Si les chats domestiques pullulent (il en existe quelque 500 millions à travers le monde), la grande majorité des 36 autres espèces ou sous-espèces sauvages est actuellement menacée d'extinction. Doté d'une extraordinaire capacité d'adaptation, le chat domestique a colonisé avec succès des milieux extrêmement variés: campagnes, villes, jusqu'en subantarctique dans l'archipel des Kerguelen. Cette conquête ne va pas sans poser de problèmes, notamment pour ses congénères sauvages avec qui il peut s'accoupler. Ce qui, à terme, entraîne la disparition de ces espèces par hybridation. Jusqu'à présent, le niveau d'hybridation n'était pas quantifiable. C'est aujourd'hui possible grâce aux marqueurs génétiques identifiés dans cette étude.
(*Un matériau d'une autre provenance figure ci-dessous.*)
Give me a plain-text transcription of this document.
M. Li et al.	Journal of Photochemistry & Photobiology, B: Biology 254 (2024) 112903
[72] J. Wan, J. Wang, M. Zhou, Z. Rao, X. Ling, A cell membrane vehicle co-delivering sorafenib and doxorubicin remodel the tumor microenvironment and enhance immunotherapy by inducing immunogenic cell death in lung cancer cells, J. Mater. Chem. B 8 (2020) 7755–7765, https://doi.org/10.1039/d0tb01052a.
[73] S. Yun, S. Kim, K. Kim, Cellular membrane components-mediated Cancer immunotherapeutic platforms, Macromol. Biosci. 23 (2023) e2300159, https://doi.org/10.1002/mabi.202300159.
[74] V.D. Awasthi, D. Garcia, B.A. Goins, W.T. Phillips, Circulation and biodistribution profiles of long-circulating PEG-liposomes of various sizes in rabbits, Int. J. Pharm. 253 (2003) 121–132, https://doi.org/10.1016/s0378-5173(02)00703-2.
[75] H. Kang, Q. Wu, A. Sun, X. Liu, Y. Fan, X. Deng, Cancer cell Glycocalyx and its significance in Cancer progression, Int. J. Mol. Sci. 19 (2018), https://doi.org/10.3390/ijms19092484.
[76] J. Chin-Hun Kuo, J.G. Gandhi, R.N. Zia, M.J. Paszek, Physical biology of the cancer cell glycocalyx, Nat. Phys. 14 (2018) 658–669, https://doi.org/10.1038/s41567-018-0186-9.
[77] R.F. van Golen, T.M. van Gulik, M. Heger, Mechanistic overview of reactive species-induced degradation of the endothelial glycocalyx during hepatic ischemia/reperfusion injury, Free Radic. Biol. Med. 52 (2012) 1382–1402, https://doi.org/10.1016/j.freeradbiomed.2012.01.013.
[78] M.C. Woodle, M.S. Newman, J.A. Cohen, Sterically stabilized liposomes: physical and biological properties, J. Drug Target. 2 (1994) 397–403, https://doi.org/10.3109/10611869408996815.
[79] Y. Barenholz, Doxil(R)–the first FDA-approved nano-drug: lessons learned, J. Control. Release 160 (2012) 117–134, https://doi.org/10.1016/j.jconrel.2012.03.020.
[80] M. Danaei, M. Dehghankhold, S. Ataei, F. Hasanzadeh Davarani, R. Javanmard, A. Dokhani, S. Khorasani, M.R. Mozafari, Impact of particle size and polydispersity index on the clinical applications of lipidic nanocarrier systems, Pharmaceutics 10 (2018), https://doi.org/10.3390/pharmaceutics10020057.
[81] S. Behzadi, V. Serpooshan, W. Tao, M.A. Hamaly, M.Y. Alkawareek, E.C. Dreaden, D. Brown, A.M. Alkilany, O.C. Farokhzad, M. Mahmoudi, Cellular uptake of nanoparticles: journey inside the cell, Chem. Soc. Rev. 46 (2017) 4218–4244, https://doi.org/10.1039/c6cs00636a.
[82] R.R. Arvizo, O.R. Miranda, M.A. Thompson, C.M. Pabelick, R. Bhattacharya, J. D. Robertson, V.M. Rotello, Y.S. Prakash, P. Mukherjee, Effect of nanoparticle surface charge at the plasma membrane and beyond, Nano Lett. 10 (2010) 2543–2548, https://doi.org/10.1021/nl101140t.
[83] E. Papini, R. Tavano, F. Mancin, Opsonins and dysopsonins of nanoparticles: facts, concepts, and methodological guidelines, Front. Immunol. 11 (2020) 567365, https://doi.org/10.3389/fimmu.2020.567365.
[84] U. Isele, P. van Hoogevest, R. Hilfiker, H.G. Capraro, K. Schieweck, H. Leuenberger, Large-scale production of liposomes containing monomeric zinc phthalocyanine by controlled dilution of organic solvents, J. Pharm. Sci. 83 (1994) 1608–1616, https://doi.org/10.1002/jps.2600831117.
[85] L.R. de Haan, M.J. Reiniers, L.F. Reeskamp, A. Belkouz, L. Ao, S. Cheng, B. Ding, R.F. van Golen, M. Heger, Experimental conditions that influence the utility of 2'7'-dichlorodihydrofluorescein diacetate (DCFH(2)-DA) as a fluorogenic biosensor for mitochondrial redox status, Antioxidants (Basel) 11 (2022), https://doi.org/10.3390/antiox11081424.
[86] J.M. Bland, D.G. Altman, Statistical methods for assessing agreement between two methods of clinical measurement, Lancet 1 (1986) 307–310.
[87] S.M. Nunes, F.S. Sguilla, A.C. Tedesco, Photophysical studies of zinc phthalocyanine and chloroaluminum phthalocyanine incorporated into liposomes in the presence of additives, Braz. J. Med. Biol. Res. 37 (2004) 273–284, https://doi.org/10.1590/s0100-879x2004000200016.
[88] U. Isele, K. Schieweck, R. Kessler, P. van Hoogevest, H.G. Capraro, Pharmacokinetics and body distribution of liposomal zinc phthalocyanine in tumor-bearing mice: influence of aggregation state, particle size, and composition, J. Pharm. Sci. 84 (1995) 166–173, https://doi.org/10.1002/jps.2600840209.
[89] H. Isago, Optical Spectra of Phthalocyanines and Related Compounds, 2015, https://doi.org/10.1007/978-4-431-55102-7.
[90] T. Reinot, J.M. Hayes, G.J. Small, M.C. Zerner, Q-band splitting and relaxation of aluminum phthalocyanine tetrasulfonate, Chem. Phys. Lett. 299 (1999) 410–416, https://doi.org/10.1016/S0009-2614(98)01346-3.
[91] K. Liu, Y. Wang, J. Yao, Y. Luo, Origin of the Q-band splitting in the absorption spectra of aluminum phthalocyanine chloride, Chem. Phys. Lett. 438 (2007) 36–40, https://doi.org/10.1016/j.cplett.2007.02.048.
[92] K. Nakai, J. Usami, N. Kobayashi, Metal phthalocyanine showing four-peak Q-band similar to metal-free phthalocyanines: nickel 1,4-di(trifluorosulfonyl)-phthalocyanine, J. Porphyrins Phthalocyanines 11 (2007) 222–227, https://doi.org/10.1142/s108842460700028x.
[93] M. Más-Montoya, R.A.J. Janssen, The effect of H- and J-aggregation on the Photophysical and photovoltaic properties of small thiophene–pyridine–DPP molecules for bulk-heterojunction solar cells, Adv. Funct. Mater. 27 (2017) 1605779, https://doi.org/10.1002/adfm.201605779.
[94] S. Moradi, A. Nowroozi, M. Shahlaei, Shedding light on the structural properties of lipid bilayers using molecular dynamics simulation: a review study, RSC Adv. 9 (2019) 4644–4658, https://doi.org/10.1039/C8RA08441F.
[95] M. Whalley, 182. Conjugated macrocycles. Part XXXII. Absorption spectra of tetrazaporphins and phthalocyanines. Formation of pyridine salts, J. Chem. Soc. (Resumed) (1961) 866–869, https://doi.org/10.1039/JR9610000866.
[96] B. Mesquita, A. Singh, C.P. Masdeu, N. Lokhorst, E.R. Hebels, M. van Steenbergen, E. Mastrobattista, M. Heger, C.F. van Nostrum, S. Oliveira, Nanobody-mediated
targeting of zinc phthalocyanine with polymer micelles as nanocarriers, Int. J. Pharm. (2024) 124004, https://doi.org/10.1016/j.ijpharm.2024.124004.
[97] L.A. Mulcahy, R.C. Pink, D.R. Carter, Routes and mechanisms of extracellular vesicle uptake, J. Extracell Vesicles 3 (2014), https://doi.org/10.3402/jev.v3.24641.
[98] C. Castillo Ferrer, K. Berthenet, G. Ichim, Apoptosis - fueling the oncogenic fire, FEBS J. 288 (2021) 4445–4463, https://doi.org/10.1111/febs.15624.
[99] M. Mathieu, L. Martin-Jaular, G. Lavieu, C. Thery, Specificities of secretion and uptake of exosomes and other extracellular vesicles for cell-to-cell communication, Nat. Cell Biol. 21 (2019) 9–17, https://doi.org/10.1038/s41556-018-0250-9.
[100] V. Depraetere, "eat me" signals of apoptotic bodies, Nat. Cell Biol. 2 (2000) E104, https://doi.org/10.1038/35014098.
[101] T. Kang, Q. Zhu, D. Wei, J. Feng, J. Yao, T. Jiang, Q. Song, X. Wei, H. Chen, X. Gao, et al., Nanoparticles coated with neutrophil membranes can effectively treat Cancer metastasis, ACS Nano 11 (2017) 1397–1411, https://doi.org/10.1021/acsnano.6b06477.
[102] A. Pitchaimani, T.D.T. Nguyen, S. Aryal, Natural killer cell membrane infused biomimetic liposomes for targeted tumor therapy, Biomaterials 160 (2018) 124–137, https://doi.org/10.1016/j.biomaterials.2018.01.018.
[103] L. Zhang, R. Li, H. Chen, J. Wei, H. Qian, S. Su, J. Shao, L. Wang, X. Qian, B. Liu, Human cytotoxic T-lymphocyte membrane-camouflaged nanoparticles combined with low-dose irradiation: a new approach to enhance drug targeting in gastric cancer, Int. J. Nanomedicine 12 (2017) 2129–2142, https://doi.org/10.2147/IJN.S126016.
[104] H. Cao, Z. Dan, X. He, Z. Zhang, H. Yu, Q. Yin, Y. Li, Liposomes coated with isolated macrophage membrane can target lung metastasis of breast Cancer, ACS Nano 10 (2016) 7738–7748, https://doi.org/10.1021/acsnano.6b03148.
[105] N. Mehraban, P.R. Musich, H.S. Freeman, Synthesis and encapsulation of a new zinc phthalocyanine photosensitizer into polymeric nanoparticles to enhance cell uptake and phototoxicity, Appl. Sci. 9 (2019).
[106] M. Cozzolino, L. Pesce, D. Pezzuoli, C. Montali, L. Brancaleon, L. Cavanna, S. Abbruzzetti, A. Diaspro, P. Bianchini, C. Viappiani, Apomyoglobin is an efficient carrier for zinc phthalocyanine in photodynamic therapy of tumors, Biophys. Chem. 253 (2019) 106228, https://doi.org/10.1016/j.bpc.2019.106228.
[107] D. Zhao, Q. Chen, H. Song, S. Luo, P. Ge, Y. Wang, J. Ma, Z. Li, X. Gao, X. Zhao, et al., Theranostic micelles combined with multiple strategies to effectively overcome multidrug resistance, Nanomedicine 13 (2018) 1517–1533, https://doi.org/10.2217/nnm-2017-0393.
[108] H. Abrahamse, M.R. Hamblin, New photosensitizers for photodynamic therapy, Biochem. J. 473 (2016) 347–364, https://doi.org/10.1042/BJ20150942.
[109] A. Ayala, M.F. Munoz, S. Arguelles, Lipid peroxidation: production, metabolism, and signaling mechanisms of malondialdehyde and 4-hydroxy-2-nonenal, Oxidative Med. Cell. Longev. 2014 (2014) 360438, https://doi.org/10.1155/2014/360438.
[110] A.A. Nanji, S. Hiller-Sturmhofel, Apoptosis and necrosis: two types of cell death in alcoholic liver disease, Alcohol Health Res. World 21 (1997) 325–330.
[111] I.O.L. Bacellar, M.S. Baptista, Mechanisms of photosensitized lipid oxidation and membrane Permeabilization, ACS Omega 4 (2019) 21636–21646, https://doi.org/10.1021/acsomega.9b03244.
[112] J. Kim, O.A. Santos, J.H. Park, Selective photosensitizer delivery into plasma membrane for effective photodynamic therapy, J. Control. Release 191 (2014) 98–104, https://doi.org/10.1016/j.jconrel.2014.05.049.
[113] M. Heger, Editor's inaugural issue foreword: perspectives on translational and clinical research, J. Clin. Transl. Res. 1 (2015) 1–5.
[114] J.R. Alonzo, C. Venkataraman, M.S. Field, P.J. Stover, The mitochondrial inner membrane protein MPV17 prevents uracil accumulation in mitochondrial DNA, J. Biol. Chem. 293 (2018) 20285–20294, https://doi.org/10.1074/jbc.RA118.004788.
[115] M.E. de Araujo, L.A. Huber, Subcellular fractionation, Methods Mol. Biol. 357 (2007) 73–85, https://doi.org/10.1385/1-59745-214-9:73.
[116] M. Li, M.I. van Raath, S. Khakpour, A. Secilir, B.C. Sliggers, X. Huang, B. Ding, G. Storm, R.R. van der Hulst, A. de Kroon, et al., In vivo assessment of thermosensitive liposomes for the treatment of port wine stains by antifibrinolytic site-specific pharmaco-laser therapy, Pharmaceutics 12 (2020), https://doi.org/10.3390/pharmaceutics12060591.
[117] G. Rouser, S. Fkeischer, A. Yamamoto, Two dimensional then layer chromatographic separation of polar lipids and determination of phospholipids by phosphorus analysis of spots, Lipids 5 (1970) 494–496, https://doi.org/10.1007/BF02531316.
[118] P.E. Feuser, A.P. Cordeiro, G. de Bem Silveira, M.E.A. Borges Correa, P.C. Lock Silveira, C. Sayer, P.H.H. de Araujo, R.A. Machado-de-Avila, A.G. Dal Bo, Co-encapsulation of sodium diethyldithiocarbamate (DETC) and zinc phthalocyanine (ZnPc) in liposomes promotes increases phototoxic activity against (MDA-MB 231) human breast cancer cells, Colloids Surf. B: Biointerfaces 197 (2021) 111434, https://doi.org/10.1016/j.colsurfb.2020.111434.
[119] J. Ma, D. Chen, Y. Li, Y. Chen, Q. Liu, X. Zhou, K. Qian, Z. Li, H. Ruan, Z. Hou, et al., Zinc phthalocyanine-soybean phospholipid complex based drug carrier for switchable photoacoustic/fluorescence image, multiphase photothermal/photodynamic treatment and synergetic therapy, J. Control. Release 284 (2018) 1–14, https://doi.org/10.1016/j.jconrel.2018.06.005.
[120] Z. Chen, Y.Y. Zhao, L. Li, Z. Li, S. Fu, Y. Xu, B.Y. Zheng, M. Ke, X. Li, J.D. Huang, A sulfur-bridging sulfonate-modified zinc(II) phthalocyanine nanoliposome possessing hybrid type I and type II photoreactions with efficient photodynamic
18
Estimer le niveau d'hybridation des chats sauvages d'Europe constitue d'ailleurs le prochain défi pour Dominique Pontier, Carlos Driscoll et leurs collaborateurs. Les résultats, en déterminant également quels facteurs environnementaux favorisent ou non l'hybridation, seront indispensables pour la conservation de ces animaux.

Notes:
(1) Actuellement Irak, Liban, Syrie, Israël, Cisjordanie, Jordanie, Turquie et une partie de l'Égypte.
(2) Science, vol. 317, mai 2007, pp. 519-523.
(3) Laboratoire CNRS / Université Lyon-I.
(4) Au Proche-Orient, le Néolithique a débuté vers 12500 av. J.-C. avec la sédentarisation des hommes et a vu l'émergence de l'agriculture et de la domestication des animaux.